Journalreportase.com, Wajahku yang cantik/ Bodyku yang menarik/ Banyak mata melirik.
Bibirku yang seksi/ senyumku yang manja/ Ini bukan buatan.
Syair diatas adalah syair lagu bertema cinta yang berjudul Ikan Asin, ciptaan Nurdiansyah, alias Dian Gaul yang harus ‘ternodai’ lantaran ulah Barbie Kumalasari dan Tessa Mariska.
“Jadi, lagu ini rencananya memang akan dinyanyikan oleh dua orang artis yaitu BK dan TM. Lagunya sudah jadi sesuai pesanan mereka, cuma proses yang sudah dijanjikan oleh mereka dengan klien kami inilah yang selalu mundur dengan alasan ‘sorry ya saya lagi sibuk, sorry ya suara saya lagi serek karena banyak wawancara’,” beber Gus Bejo.
Kendati Barbie dan Tessa telah memberikan uang muka untuk lagu tersebut, yakni dari Barbie sebesar Rp 3 juta dan Tessa Mariska Rp 2 juta, Dian tetap merasa kerugian.
“Saya artis, dia juga artis. Saya di dunia musik, orang
sudah tahu semua bahwa ada etika moral juga walaupun tidak ada perjanjian hitam
di atas putih. Tapi kita ada etikalah, saya tidak pernah mau bikin perjanjian,
tapi komitmen yang saya tuntut,” imbuhnya,”beber Dian.
Oleh karena itu, melalui kuasa hukumnya Gus Bejo, Dian akan memberikan teguran
berupa somasi terhadap Barbie Kumalasari dan Tessa Mariska.

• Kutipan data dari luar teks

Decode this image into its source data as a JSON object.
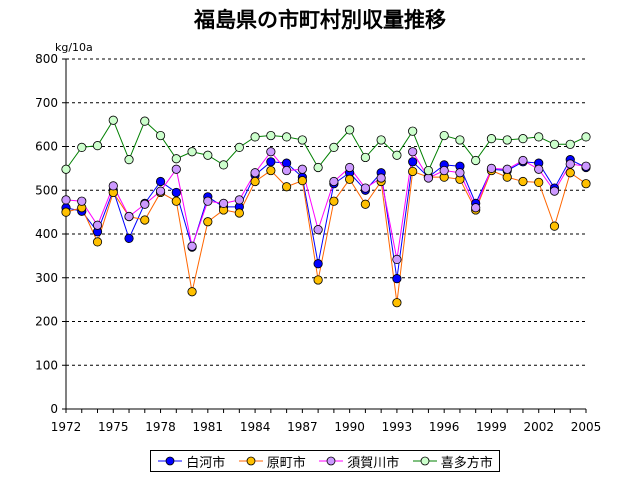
{
  "chart_data": {
    "type": "line",
    "title": "福島県の市町村別収量推移",
    "ylabel": "kg/10a",
    "xlabel": "",
    "ylim": [
      0,
      800
    ],
    "yticks": [
      0,
      100,
      200,
      300,
      400,
      500,
      600,
      700,
      800
    ],
    "xtick_labels": [
      "1972",
      "1975",
      "1978",
      "1981",
      "1984",
      "1987",
      "1990",
      "1993",
      "1996",
      "1999",
      "2002",
      "2005"
    ],
    "x": [
      1972,
      1973,
      1974,
      1975,
      1976,
      1977,
      1978,
      1979,
      1980,
      1981,
      1982,
      1983,
      1984,
      1985,
      1986,
      1987,
      1988,
      1989,
      1990,
      1991,
      1992,
      1993,
      1994,
      1995,
      1996,
      1997,
      1998,
      1999,
      2000,
      2001,
      2002,
      2003,
      2004,
      2005
    ],
    "grid": "horizontal-dashed",
    "legend_position": "bottom",
    "series": [
      {
        "name": "白河市",
        "color": "#0000ff",
        "line_color": "#0000ff",
        "values": [
          460,
          452,
          405,
          500,
          390,
          470,
          520,
          495,
          370,
          485,
          462,
          462,
          535,
          565,
          562,
          530,
          332,
          515,
          540,
          500,
          540,
          298,
          565,
          530,
          558,
          555,
          470,
          548,
          545,
          565,
          562,
          505,
          570,
          552
        ]
      },
      {
        "name": "原町市",
        "color": "#ffc000",
        "line_color": "#ff6600",
        "values": [
          450,
          460,
          382,
          495,
          440,
          432,
          495,
          475,
          268,
          428,
          455,
          448,
          520,
          545,
          508,
          522,
          295,
          475,
          525,
          468,
          520,
          243,
          543,
          530,
          530,
          525,
          455,
          545,
          530,
          520,
          518,
          418,
          540,
          515
        ]
      },
      {
        "name": "須賀川市",
        "color": "#cc99ff",
        "line_color": "#ff00ff",
        "values": [
          478,
          475,
          420,
          510,
          440,
          468,
          498,
          548,
          372,
          475,
          470,
          478,
          540,
          588,
          545,
          548,
          410,
          520,
          552,
          505,
          528,
          342,
          588,
          528,
          545,
          540,
          460,
          550,
          548,
          568,
          548,
          498,
          560,
          555
        ]
      },
      {
        "name": "喜多方市",
        "color": "#ccffcc",
        "line_color": "#008000",
        "values": [
          548,
          598,
          602,
          660,
          570,
          658,
          625,
          572,
          588,
          580,
          558,
          598,
          622,
          625,
          622,
          615,
          552,
          598,
          638,
          575,
          615,
          580,
          635,
          545,
          625,
          615,
          568,
          618,
          615,
          618,
          622,
          605,
          605,
          622
        ]
      }
    ]
  }
}
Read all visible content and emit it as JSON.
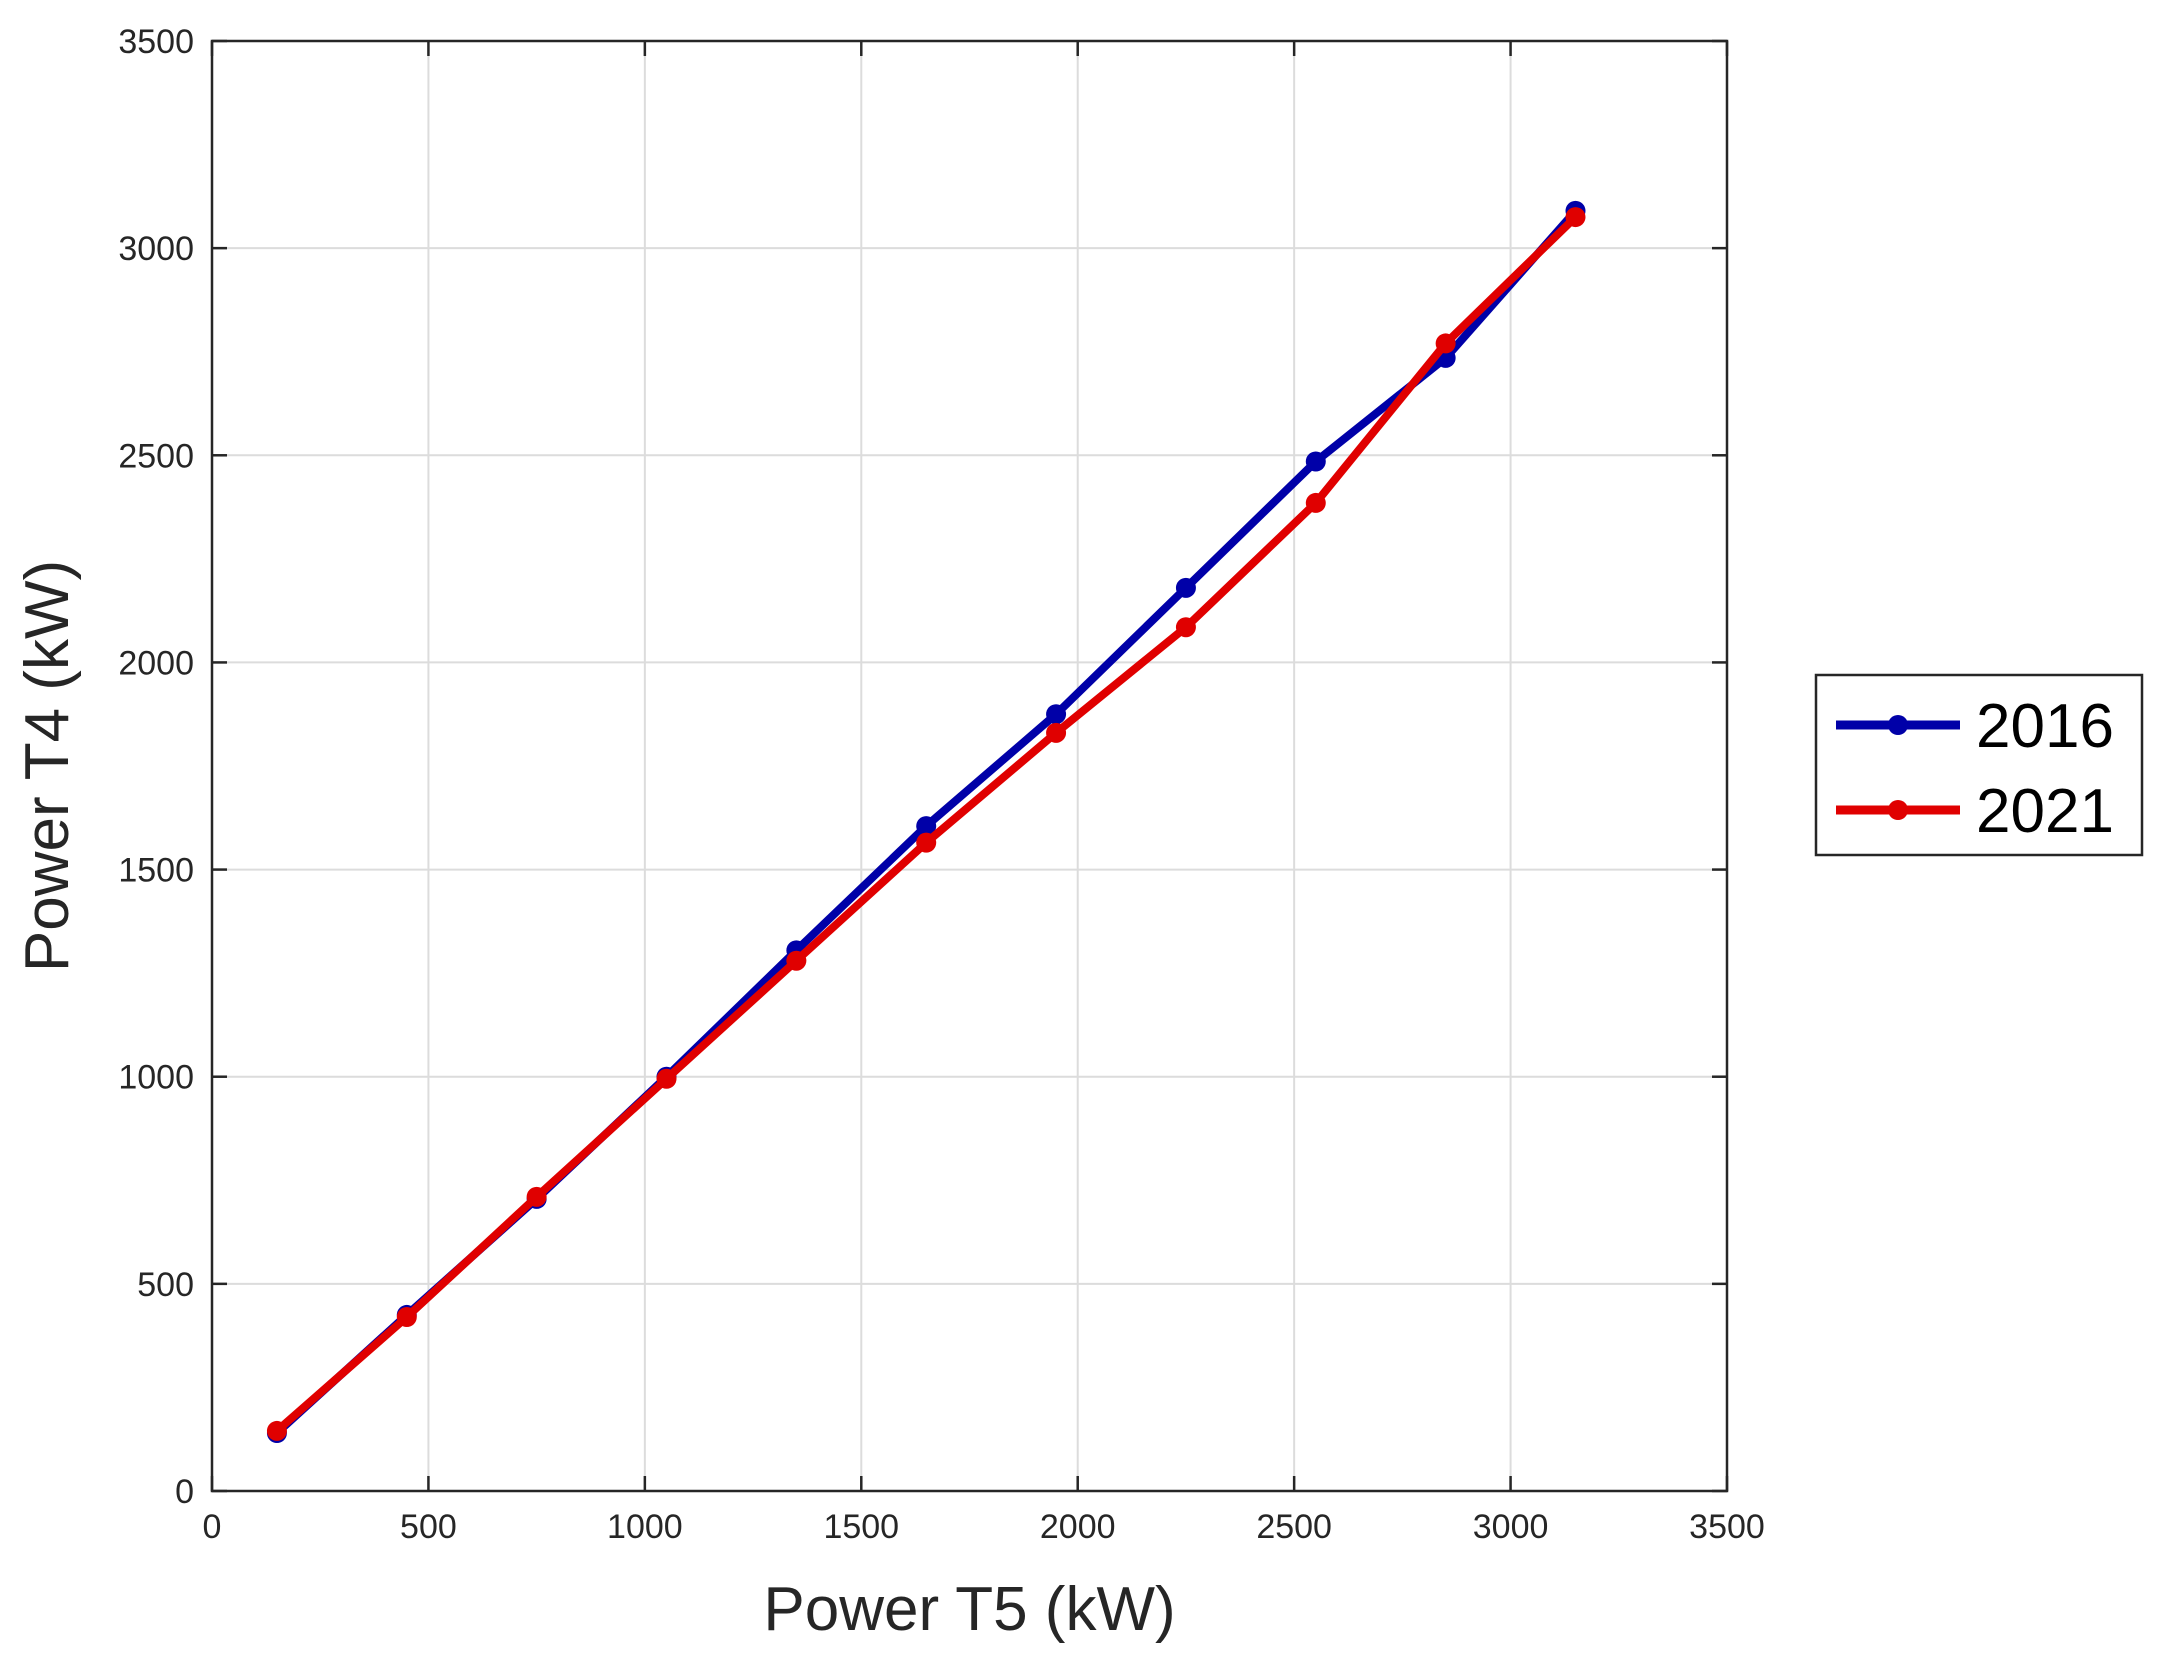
{
  "chart_data": {
    "type": "line",
    "xlabel": "Power T5 (kW)",
    "ylabel": "Power T4 (kW)",
    "xlim": [
      0,
      3500
    ],
    "ylim": [
      0,
      3500
    ],
    "xticks": [
      0,
      500,
      1000,
      1500,
      2000,
      2500,
      3000,
      3500
    ],
    "yticks": [
      0,
      500,
      1000,
      1500,
      2000,
      2500,
      3000,
      3500
    ],
    "grid": true,
    "legend_position": "outside right",
    "series": [
      {
        "name": "2016",
        "color": "#0000a8",
        "marker": "circle",
        "x": [
          150,
          450,
          750,
          1050,
          1350,
          1650,
          1950,
          2250,
          2550,
          2850,
          3150
        ],
        "y": [
          140,
          425,
          705,
          1000,
          1305,
          1605,
          1875,
          2180,
          2485,
          2735,
          3090
        ]
      },
      {
        "name": "2021",
        "color": "#e00000",
        "marker": "circle",
        "x": [
          150,
          450,
          750,
          1050,
          1350,
          1650,
          1950,
          2250,
          2550,
          2850,
          3150
        ],
        "y": [
          145,
          420,
          710,
          995,
          1280,
          1565,
          1830,
          2085,
          2385,
          2770,
          3075
        ]
      }
    ]
  }
}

“Maka dari itu ada beberapa hal nanti sebelum permasalahan
ini mencuat atau menjadi masalah hukum, kami pastikan dulu dengan klarifikasi
atau teguran hukum, apakah kejadian ini bisa diselesaikan atau tidak,” sebut Gus
Bejo.
Lantaran ulah wanprestasi yang dilakukan Barbie Kumalasari dan Tessa Mariska maka lagu yang diciptakan sejak Juni 2019 silam tersebut, hingga kini belum sampai di telinga pendengarnya. Pasalnya, Barbie Kumalasari (BK) dan Tessa Mariska (TM), selaku pemesan sekaligus penyanyinya, tidak kunjung hadir di studio rekaman. Akibatnya, selain karyanya tidak bisa dinikmati masyarakat, Dian G4ul juga belum menerima honor sebagai pencipta lagu dari BK dan TM. Kesabaran Dian Gaul pun habis sudah. Ia menuding sebagai sesama seniman, BK dan TM tidak punya komitmen. Dian Gaul lalu menggandeng kuasa hukumnya, Gus Bejo, untuk memberikan klarifikasi dan teguran hukum terhadap BK dan TM.

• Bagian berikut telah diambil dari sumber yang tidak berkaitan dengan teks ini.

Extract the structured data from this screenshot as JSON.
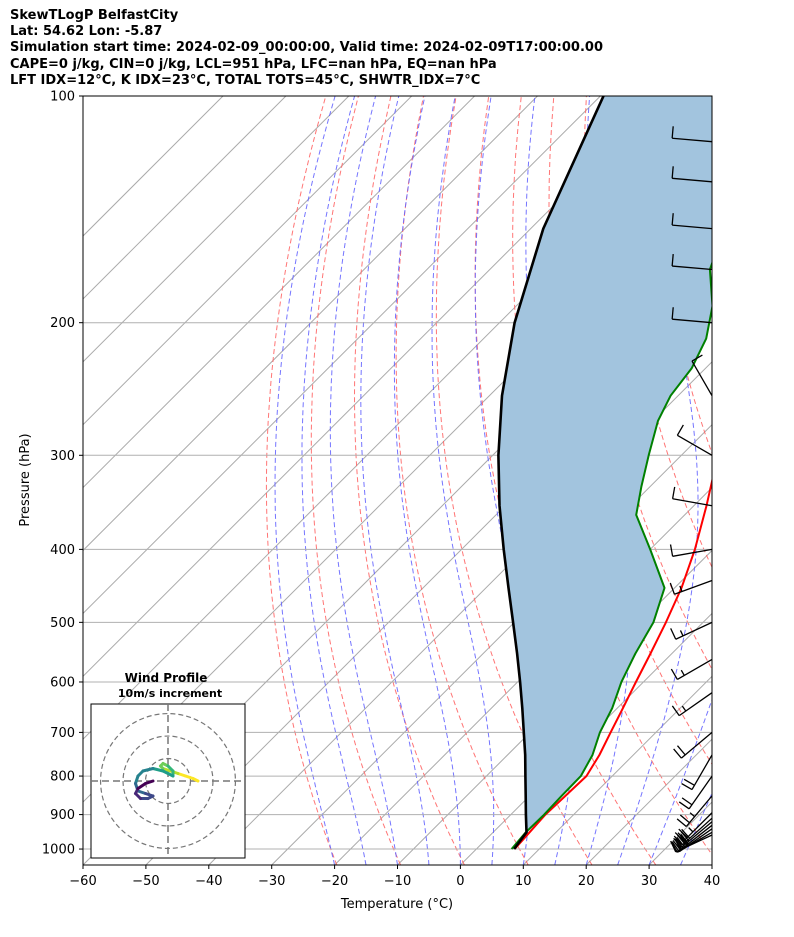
{
  "header": {
    "lines": [
      "SkewTLogP BelfastCity",
      "Lat: 54.62   Lon: -5.87",
      "Simulation start time: 2024-02-09_00:00:00, Valid time: 2024-02-09T17:00:00.00",
      "CAPE=0 j/kg, CIN=0 j/kg, LCL=951 hPa, LFC=nan hPa, EQ=nan hPa",
      "LFT IDX=12°C, K IDX=23°C, TOTAL TOTS=45°C, SHWTR_IDX=7°C"
    ]
  },
  "chart_data": {
    "type": "line",
    "subtype": "skew-t log-p",
    "xlabel": "Temperature (°C)",
    "ylabel": "Pressure (hPa)",
    "xlim": [
      -60,
      40
    ],
    "ylim": [
      1050,
      100
    ],
    "x_ticks": [
      -60,
      -50,
      -40,
      -30,
      -20,
      -10,
      0,
      10,
      20,
      30,
      40
    ],
    "x_tick_labels": [
      "−60",
      "−50",
      "−40",
      "−30",
      "−20",
      "−10",
      "0",
      "10",
      "20",
      "30",
      "40"
    ],
    "y_ticks": [
      1000,
      900,
      800,
      700,
      600,
      500,
      400,
      300,
      200,
      100
    ],
    "y_tick_labels": [
      "1000",
      "900",
      "800",
      "700",
      "600",
      "500",
      "400",
      "300",
      "200",
      "100"
    ],
    "grid": true,
    "series": [
      {
        "name": "Temperature",
        "color": "#ff0000",
        "pressure": [
          1000,
          950,
          900,
          850,
          800,
          750,
          700,
          650,
          600,
          550,
          500,
          450,
          400,
          350,
          300,
          270,
          250,
          230,
          210,
          190,
          170,
          150,
          130,
          115,
          100
        ],
        "values": [
          6.1,
          5.8,
          5.5,
          5.7,
          5.9,
          4.6,
          2.8,
          0.9,
          -1.2,
          -3.4,
          -5.9,
          -8.9,
          -12.9,
          -18.0,
          -24.2,
          -28.2,
          -31.3,
          -34.4,
          -37.8,
          -43.2,
          -47.9,
          -51.0,
          -52.6,
          -51.9,
          -49.0
        ]
      },
      {
        "name": "Dewpoint",
        "color": "#008000",
        "pressure": [
          1000,
          950,
          900,
          850,
          800,
          750,
          700,
          650,
          600,
          550,
          500,
          450,
          400,
          360,
          330,
          300,
          270,
          250,
          230,
          210,
          190,
          170,
          150,
          130,
          115,
          100
        ],
        "values": [
          5.6,
          5.2,
          5.3,
          5.1,
          5.0,
          3.5,
          1.1,
          -0.8,
          -3.5,
          -5.8,
          -7.9,
          -11.6,
          -20.0,
          -27.7,
          -31.4,
          -35.2,
          -39.2,
          -41.2,
          -42.2,
          -44.6,
          -48.8,
          -55.0,
          -59.2,
          -63.5,
          -67.0,
          -70.0
        ]
      },
      {
        "name": "Parcel profile",
        "color": "#000000",
        "pressure": [
          1000,
          950,
          900,
          850,
          800,
          750,
          700,
          650,
          600,
          550,
          500,
          450,
          400,
          350,
          300,
          250,
          200,
          150,
          100
        ],
        "values": [
          6.0,
          5.3,
          2.4,
          -0.6,
          -3.8,
          -7.2,
          -11.0,
          -15.1,
          -19.6,
          -24.6,
          -30.2,
          -36.4,
          -43.3,
          -50.9,
          -59.1,
          -68.0,
          -77.6,
          -88.0,
          -99.5
        ]
      }
    ],
    "wind_barbs": {
      "pressure": [
        958,
        950,
        940,
        930,
        920,
        910,
        895,
        850,
        800,
        750,
        700,
        620,
        560,
        500,
        440,
        400,
        350,
        300,
        250,
        200,
        170,
        150,
        130,
        115
      ],
      "speed_kt": [
        20,
        25,
        30,
        30,
        30,
        30,
        25,
        25,
        20,
        20,
        20,
        15,
        15,
        15,
        15,
        10,
        10,
        10,
        10,
        10,
        10,
        10,
        10,
        10
      ],
      "direction_deg": [
        245,
        240,
        235,
        232,
        230,
        228,
        225,
        220,
        215,
        210,
        230,
        235,
        240,
        245,
        250,
        260,
        280,
        300,
        330,
        275,
        275,
        275,
        275,
        275
      ]
    },
    "inset": {
      "title": "Wind Profile",
      "subtitle": "10m/s increment",
      "rings_ms": [
        10,
        20,
        30
      ],
      "hodograph_u": [
        6.0,
        5.0,
        3.5,
        2.0,
        0.5,
        -1.0,
        -1.5,
        -1.0,
        0.0,
        1.0,
        1.0,
        -1.0,
        -3.0,
        -5.0,
        -6.0,
        -6.5,
        -6.0,
        -4.5,
        -3.0,
        -4.0,
        -5.5,
        -6.5,
        -6.0,
        -4.5,
        -3.0
      ],
      "hodograph_v": [
        0.0,
        0.5,
        1.0,
        1.5,
        2.0,
        2.5,
        3.0,
        3.5,
        3.0,
        2.0,
        1.0,
        2.0,
        2.5,
        2.0,
        1.0,
        -0.5,
        -2.0,
        -2.5,
        -3.0,
        -3.5,
        -3.5,
        -2.5,
        -1.5,
        -0.5,
        0.0
      ]
    },
    "background_lines": {
      "isotherms_color": "#aaaaaa",
      "dry_adiabats_color": "#ff6666",
      "moist_adiabats_color": "#6666ff",
      "mixing_ratio_color": "#9933cc",
      "cape_fill_color": "#a2c4de"
    }
  }
}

“Akhir Juni 2019 silam saya dihubungi oleh BK dan pedangdut TM agar dibuatkan lagu bertema Ikan Asin yang ketika itu sedang viral,” kisah Dian Gaul, yang ditemui di bilangan Condet, Jakarta Timur, belum lama ini.
Dalam waktu seminggu, Dian telah menyelesaikan lagu pesanan BK dan TM. Ia juga sudah menyiapkan studio dan rencana syuting video klip. Sebaliknya, Dian Gaul menilai BK dan TM terkesana mengulur-ulur waktu.

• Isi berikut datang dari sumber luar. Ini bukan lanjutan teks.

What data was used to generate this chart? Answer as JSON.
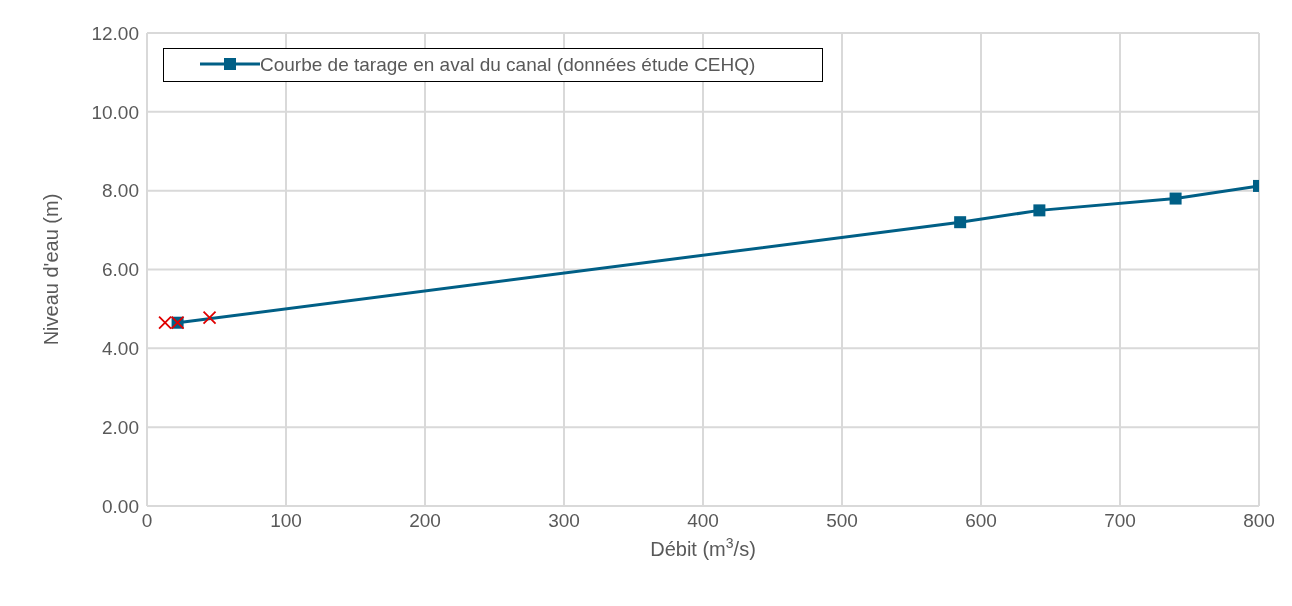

“Mereka selalu saja menjawab masih sibuk atau suaranya agak serak, setiap saya meminta untuk datang ke studio rekaman. Mending berterus terang saja, cerita apa adanya. Jangan menggantung saya. Saya kan enggak enak sama kru yang sudah saya siapkan” kisah Dian yang terus memantau kegiatan kedua artis tersebut secara diam-diam,”
Kuasa hukumnya, Gus Bejo menilai tindakan BK dan TM merupakan dugaan perbuatan melawan hukum, yaitu melakukan wanprestasi terhadap pembayaran pemesanan lagu.
Klien kami telah dirugikan secara materil maupun imateril sebesar Rp 200 juta. Dengan perincian, Dian harga sebuah lagu ciptaan Dian berkisar sekitar Rp100 juta,” ujar Gus Bejo yang diaminkan oleh Dian.
“Khusus untuk lagu Ikan Asin, yang berupa lirik dan aransemen musiknya, kru pembuatan video klip, sewa studio rekaman, sehingga biaya membengkak. Kami mengharapkan niat baik BK dan TM agar menyelesaikan kewajibannya segera. Bila dalam pekan ini, belum membayarkan hak klien kami, maka kami akan melayangkan somasi,” beber Gus Bejo.